Along with advocating for a comprehensive study of the I-5 corridor, Knapp mentioned the Oregon Department of Transportation's study completed last year to analyze the impact and feasibility of an I-5 southbound auxiliary lane and a proposed project that would tether seismically retrofitting the Boone Bridge to the auxiliary lane initiative. ODOT slates the project for completion between 2028 and 2040.
"The City is lobbying at the state and federal levels to move that project forward on a foreseeable timeline," Knapp said.
The mayor also said Clackamas County's recently approved $30 vehicle registration fee would provide the City with $500,000 a year to improve transportation infrastructure and that County road improvements could benefit Wilsonville residents.
"We intend to be a part of the decisions on that (county road improvements) also," Knapp said. "One area we're specifically concerned about that might be a candidate for that kind of funding support is the intersection of 65th, Elligsen and Stafford Road on the north edge of town."
One future goal will be to increase housing affordability and diversity in the city, though the mayor didn't specify what the city could do to address that issue.
"We need to figure out how to encourage more diverse housing types and price levels to meet the varying needs of all our Wilsonville residents," Knapp said.
As for transit, Knapp lauded the work of Wilsonville's South Metro Area Regional Transit (SMART) to garner $3.8 million in competitive federal grants in recent years to add compressed natural gas fleets and its push to expand service on weekends and evenings and increase trips to nearby areas.
He said the total payroll of $1.1 billion doled out to Wilsonville employees and the 21,000 work-force population is unique to Wilsonville and that the nascent Coffee Creek and Basalt Creek industrial areas will add to the city's growing economy.
"Wilsonville is focused on providing the infrastructure that cultivates high-wage jobs that can support families," Knapp said.
He also mentioned the construction of Frog Pond residential areas as notable future developments. Work currently is underway at Frog Pond West, which will be home to NW Natural's Street of Dreams this summer. The Metro regional government added Frog Pond East and South to the urban growth boundary in 2018, and Knapp said master planning will be completed for those areas in the next three to four years.
Due to the high costs of adding new roads, sidewalks and other infrastructure, Knapp said Frog Pond West won't include affordable housing.

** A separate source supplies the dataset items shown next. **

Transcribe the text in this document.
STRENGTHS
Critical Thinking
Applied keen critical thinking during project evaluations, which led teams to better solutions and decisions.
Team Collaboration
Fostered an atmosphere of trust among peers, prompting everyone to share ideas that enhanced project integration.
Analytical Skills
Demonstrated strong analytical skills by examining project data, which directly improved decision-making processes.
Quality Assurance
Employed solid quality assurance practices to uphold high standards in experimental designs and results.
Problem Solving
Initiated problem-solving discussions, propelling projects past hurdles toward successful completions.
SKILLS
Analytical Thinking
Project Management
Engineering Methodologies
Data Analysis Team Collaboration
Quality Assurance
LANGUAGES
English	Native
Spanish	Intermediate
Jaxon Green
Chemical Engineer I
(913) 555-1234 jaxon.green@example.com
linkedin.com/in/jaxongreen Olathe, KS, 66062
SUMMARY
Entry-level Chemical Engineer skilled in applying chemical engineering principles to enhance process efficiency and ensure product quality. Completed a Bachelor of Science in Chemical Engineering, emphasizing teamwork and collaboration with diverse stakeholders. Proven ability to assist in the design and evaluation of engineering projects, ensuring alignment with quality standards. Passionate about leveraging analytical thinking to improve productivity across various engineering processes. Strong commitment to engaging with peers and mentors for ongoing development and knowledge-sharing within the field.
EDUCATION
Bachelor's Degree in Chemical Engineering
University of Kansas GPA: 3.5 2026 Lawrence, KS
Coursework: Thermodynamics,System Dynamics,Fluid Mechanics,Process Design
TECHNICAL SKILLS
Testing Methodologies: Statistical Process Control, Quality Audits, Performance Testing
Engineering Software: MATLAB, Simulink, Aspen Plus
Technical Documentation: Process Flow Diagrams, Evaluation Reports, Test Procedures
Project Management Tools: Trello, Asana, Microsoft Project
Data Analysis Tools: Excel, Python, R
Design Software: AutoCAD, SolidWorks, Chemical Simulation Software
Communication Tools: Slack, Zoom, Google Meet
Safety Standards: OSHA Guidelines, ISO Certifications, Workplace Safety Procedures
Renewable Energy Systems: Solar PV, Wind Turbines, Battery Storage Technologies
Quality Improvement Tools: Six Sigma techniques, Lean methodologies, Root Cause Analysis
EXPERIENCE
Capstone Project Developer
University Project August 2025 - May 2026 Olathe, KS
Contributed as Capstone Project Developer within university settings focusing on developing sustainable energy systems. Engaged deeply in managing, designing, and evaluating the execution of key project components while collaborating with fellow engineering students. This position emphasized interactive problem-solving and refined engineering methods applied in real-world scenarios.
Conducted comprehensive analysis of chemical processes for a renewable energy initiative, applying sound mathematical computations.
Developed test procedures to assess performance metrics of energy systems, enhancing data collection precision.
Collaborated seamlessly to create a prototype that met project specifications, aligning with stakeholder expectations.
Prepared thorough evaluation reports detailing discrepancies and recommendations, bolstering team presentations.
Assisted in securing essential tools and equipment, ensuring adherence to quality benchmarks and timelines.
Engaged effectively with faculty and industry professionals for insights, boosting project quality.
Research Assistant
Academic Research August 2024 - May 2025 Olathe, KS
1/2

"Frog Pond West will be a traditional, suburban, single-family home neighborhood, which will help balance out the city's portfolio of housing," the mayor said. Today the percentage of multifamily housing units in the City is over 50 percent.
Knapp also championed the City's work to update its Parks Master Plan and establish a blueprint for Boones Ferry Park, which will lead to improved access to the Willamette River, additional sports fields in Memorial Park and a new Memorial Park dog park, among other changes. Also proposed is the West Linn-Wilsonville School District's new performing arts center at Wilsonville High School, which would be open to community groups outside of the district.
Finally, Knapp encouraged Wilsonville citizens to help the City realize its vision for the community.
"Our ongoing goal, and I think the overarching challenge, is to create a safe, desirable, aesthetically pleasing community that nurtures, sustains and connects us all throughout our lives," Knapp said. "We need all Wilsonville citizens to join in this work if our combined efforts are to yield the future we envision. Will you join in? Together I believe we can achieve the vision."
City OKs Garden Acres Road funding
During its March 18 meeting, the Wilsonville City Council also authorized a $3.8 million loan to fund Garden Acres Road and enter into an agreement with the jurisdictions (such as Clackamas County and the West Linn-Wilsonville School District) in the Coffee Creek Urban Renewal Area for the repayment of the debt. It's a 10-year loan with an interest rate of 3.19 percent.
The City did this to jumpstart development in Coffee Creek, which has stagnated, and hopes that eventual development there will repay the debt.
"This is the lowest-cost alternative we have found to move forward with the Garden Acres Road improvements," Knapp said. "We've found in our discussions with the private sector that the private sector needs to have the confidence that the City is providing public amenities so it will be prepared for private side investment."